The analyzed metagenomes were obtained from samples collected from individuals in Portugal. A recent cross-sectional web survey revealed that 64% of Portuguese dentists consistently use antibiotic prophylaxis for dental implant placement, 29% prescribe antibiotics postoperatively, and 55% use both pre- and postoperative regimens. Amoxicillin combined with clavulanic acid was the most prescribed antibiotic (57%) [44]. Similarly, a questionnaire-based study investigating European dentists' prescribing practices for dental implant treatments found that amoxicillin alone (61.0%) or combined with clavulanic acid (55.9%) were the most commonly prescribed antibiotics, followed by clindamycin (32.3%), erythromycin, and azithromycin [45]. These findings highlight a high rate of antibiotic prescriptions for dental implant procedures. Such overprescription contributes significantly to the rise of antibiotic resistance and the prevalence of antibiotic resistance genes (ARGs) in both healthy and diseased oral environments.

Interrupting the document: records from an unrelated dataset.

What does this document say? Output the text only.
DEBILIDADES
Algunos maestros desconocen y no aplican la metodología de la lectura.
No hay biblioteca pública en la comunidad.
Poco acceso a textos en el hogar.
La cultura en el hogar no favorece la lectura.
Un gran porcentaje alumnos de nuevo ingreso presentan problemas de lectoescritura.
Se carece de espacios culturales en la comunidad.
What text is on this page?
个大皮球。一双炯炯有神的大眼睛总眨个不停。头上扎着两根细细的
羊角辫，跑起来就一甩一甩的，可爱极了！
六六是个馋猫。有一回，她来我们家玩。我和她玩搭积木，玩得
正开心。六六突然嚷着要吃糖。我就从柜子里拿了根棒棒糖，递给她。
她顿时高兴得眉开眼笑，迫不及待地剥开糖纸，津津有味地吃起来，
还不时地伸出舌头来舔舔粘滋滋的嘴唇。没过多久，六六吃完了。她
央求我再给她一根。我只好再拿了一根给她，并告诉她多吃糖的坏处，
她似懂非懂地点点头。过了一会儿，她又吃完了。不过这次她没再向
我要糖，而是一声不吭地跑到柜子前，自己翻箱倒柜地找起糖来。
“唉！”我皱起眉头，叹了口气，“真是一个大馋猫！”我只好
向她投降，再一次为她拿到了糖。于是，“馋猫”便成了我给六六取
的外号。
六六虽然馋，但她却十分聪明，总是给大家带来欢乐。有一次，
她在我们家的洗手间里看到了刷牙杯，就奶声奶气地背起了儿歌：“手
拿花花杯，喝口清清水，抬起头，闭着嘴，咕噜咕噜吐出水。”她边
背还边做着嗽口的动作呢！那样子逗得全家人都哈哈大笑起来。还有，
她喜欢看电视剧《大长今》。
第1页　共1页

To our knowledge, this is the first study to report the distribution patterns of ARGs in both healthy implants and those affected by peri-implantitis based on shotgun metagenomic sequencing data. Nevertheless, similar metagenomic studies have been conducted on dental plaque from periodontal healthy and diseased sites to characterize its resistome [7,9,46]. Kang et al. [7] reported that resistance genes for bacitracin, beta-lactams, MLS, and tetracyclines were present in almost all dental plaque samples at relatively high abundances. However, periodontitis was associated with an increased number of ARGs and significant alterations in the composition of ARGs in dental plaque compared to the healthy condition [7]. In another study, Anderson et al. [9] identified mef(A), msr(D), cfxA, and erm(F) as the most prevalent ARGs in healthy oral biofilm, whereas tet(Q), pgpB, and tet(32) were more common in cases of periodontitis. Gager et al. [46] examined the prevalence of ARGs in the subgingival biofilm of a population of German patients diagnosed with periodontitis. Their study revealed that macrolide resistance genes were the most prevalent and that two-thirds of the participants carried ARGs associated with at least one class of antibiotics commonly used in periodontal treatment and research, including beta-lactams, lincosamides, macrolides, nitroimidazoles, and tetracyclines.
A total of 40 different ARGs were identified in saliva samples from both the HI_Sa and PI_Sa groups, representing a higher number than those detected in the subgingival peri-implant biofilm groups (26 in HI_HIS, 32 in PI_HIS, and 30 in PI_PIS). The genes tet(B) and mrcB were detected in saliva groups but not in the subgingival biofilm groups. In both saliva groups, the majority of ARGs, including the most prevalent ones, were shared between the two groups. Regarding antibiotic classes, the order of prevalence in the HI_Sa group was MLS, beta-lactams, tetracyclines, fluoroquinolones, and macrolides. In the PI_Sa group, the order was MLS, tetracyclines, macrolides, beta-lactams, and fluoroquinolones. Similarly, Caselli et al. [47], using a microarray approach to analyze the oral resistome in oral rinse samples (not saliva) from healthy Italians, also reported a high prevalence of resistance to MLS and tetracyclines.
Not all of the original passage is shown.